アグニ様はなあ…! そんな酷え事しねえんだよお!!
『ファイアパンチ』第8巻(Kindle版)93枚目
『チェンソーマン』の読者であれば、マキマの次のようなセリフを思い出すだろう。
チェンソーマンはね、服なんて着ないし、言葉を喋らないし、やる事全部がめちゃくちゃでなきゃいけないの
つまり『ファイアパンチ』と『チェンソーマン』という2つの漫画には、勝手な思い込みで信仰し、自分の思った通りでないと勝手に幻滅するという人物が共通して登場するのだ。
藤本タツキの作家性の一つに、このような「信仰と幻滅」、そしてその信仰と幻滅に起因する争いをテーマにするというものがあるといえるだろう。
では、それを現実世界に落とし込むと、どうなるのだろうか。
藤本タツキはなあ…! そんなマンガは書かねえんだよお!!
『チェンソーマン』第2部を読んで、そう言っている読者はいないだろうか。実際のところ、このようなことを言っている読者は確かに存在するだろう。
だがもちろん、藤本タツキは藤本タツキの書きたいものを書くし、信者がどんなに頑張って否定しようが、それは変わることがないものなのだ。というよりも、“信者”が信仰の対象のあるべき姿を規定するのはおかしいのだ。

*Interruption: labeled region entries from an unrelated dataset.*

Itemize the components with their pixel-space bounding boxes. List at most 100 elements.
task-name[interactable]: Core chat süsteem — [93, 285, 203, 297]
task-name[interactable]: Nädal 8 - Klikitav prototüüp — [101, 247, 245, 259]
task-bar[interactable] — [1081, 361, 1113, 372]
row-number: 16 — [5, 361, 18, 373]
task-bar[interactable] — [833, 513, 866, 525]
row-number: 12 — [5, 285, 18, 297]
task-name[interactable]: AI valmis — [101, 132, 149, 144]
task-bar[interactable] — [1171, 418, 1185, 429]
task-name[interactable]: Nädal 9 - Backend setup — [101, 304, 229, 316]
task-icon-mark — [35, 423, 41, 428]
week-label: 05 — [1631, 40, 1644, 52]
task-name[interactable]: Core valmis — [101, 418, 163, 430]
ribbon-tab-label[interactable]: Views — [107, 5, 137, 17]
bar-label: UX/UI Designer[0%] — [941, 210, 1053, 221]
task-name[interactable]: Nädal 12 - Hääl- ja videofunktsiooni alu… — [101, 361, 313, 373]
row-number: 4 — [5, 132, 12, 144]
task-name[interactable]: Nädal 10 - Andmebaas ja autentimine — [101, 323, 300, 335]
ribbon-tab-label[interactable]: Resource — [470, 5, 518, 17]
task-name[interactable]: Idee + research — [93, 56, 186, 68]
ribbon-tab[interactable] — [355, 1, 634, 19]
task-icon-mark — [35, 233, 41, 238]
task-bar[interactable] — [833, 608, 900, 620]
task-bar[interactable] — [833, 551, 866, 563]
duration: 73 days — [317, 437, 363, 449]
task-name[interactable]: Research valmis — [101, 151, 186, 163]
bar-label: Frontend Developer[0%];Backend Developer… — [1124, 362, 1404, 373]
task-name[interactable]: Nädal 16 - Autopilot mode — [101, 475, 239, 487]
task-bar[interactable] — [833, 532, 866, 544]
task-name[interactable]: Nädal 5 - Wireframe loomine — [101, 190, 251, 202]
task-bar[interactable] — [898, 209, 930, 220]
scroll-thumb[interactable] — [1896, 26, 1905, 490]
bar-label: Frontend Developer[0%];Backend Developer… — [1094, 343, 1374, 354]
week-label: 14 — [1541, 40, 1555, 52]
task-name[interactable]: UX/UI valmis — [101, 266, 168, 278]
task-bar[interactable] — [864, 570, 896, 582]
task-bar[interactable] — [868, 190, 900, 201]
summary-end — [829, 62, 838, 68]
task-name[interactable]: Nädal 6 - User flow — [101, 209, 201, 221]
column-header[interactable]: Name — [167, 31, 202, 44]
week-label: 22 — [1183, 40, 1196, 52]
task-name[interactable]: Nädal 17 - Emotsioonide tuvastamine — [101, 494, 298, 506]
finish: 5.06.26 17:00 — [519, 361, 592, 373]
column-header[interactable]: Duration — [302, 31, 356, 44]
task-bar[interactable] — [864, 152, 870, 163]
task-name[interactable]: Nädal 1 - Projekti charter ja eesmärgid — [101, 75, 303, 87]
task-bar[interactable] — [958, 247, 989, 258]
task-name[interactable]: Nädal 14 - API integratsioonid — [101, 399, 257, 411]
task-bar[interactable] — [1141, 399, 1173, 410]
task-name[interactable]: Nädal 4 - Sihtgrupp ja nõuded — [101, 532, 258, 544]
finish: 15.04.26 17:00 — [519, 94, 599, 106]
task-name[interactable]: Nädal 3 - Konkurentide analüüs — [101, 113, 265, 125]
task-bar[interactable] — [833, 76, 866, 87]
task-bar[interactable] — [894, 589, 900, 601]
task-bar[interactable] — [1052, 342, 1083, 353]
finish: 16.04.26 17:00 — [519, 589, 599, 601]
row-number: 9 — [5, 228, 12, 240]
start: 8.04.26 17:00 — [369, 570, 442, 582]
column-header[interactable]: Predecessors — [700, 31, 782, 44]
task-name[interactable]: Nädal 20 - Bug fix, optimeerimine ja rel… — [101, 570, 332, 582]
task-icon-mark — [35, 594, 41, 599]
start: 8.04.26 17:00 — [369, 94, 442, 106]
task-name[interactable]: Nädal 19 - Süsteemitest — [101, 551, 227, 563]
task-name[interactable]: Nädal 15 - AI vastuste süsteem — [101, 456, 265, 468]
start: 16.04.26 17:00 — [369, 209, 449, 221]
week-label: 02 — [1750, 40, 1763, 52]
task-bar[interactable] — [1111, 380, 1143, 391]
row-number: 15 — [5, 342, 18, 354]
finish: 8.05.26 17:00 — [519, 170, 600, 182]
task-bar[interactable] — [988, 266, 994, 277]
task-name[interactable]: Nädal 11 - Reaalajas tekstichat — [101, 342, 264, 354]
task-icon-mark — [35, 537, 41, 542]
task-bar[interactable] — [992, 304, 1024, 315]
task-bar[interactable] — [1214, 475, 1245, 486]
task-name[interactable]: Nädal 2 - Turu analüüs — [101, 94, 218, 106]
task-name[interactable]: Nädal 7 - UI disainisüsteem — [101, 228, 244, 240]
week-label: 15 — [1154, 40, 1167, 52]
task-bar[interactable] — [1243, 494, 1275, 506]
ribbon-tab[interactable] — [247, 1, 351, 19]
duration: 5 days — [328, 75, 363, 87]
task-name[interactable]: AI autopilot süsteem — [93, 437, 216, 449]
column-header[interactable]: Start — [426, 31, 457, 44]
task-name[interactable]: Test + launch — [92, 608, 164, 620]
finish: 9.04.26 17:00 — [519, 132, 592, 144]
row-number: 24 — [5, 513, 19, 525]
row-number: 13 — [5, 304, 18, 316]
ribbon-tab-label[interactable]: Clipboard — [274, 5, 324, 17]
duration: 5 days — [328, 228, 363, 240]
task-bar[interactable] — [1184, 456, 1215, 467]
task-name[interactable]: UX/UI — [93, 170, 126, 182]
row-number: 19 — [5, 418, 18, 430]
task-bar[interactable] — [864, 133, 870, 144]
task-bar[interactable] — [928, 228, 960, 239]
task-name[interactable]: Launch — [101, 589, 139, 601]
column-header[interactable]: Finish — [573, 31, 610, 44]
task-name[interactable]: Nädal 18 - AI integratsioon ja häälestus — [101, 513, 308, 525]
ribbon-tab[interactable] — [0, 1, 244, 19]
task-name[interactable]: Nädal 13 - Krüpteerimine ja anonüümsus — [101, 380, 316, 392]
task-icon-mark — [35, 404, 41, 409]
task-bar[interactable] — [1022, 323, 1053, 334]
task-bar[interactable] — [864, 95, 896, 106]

つまり『チェンソーマン第2部』は、読者という“信者”が、チェンソーマンという作品を「第1部の正統な続編であるべきだ」というように信仰し、しかしそれを裏切られ、幻滅するという、「信仰と幻滅」を現実世界に作り出した装置であったと言えるのではないかということである。
おわりに
藤本タツキは、『チェンソーマン』第2部で、読者の期待するものを描かなかった。読者は藤本タツキを信仰し、そして幻滅した。それはしばしば”失速”というように評価されてきた部分でもある。
だがそれは、藤本タツキによる「信仰と幻滅」の実験だったのかもしれない。
もちろん真相は作者にしか分からない。しかし、もし私のこの説が全くもって違ったとしても、それもそれで私が「信仰と幻滅」の構造に囚われることになる。作者の意図はどうであれ、『チェンソーマン』第2部は、藤本タツキが『ファイアパンチ』や『チェンソーマン』で描いてきた「信仰と幻滅」という構造を作り出したのだ。
しかし、ここまで何度も「幻滅」と書いてしまったが、より正確には記事の冒頭でも書いたように「期待の裏切り」と書いた方が良かったかもしれない。一部の「『チェンソーマン第2部』はこうあるべきた」と決めつけていた読者にとって『チェンソーマン第2部』は“幻滅”だったかもしれない。しかし、『チェンソーマン第2部』は正統派の少年マンガとは言い難いが、読者の期待をいい意味でも裏切るマンガであり、間違いなく名作だと思う。未読の方は、ぜひ全巻通読してみてほしい。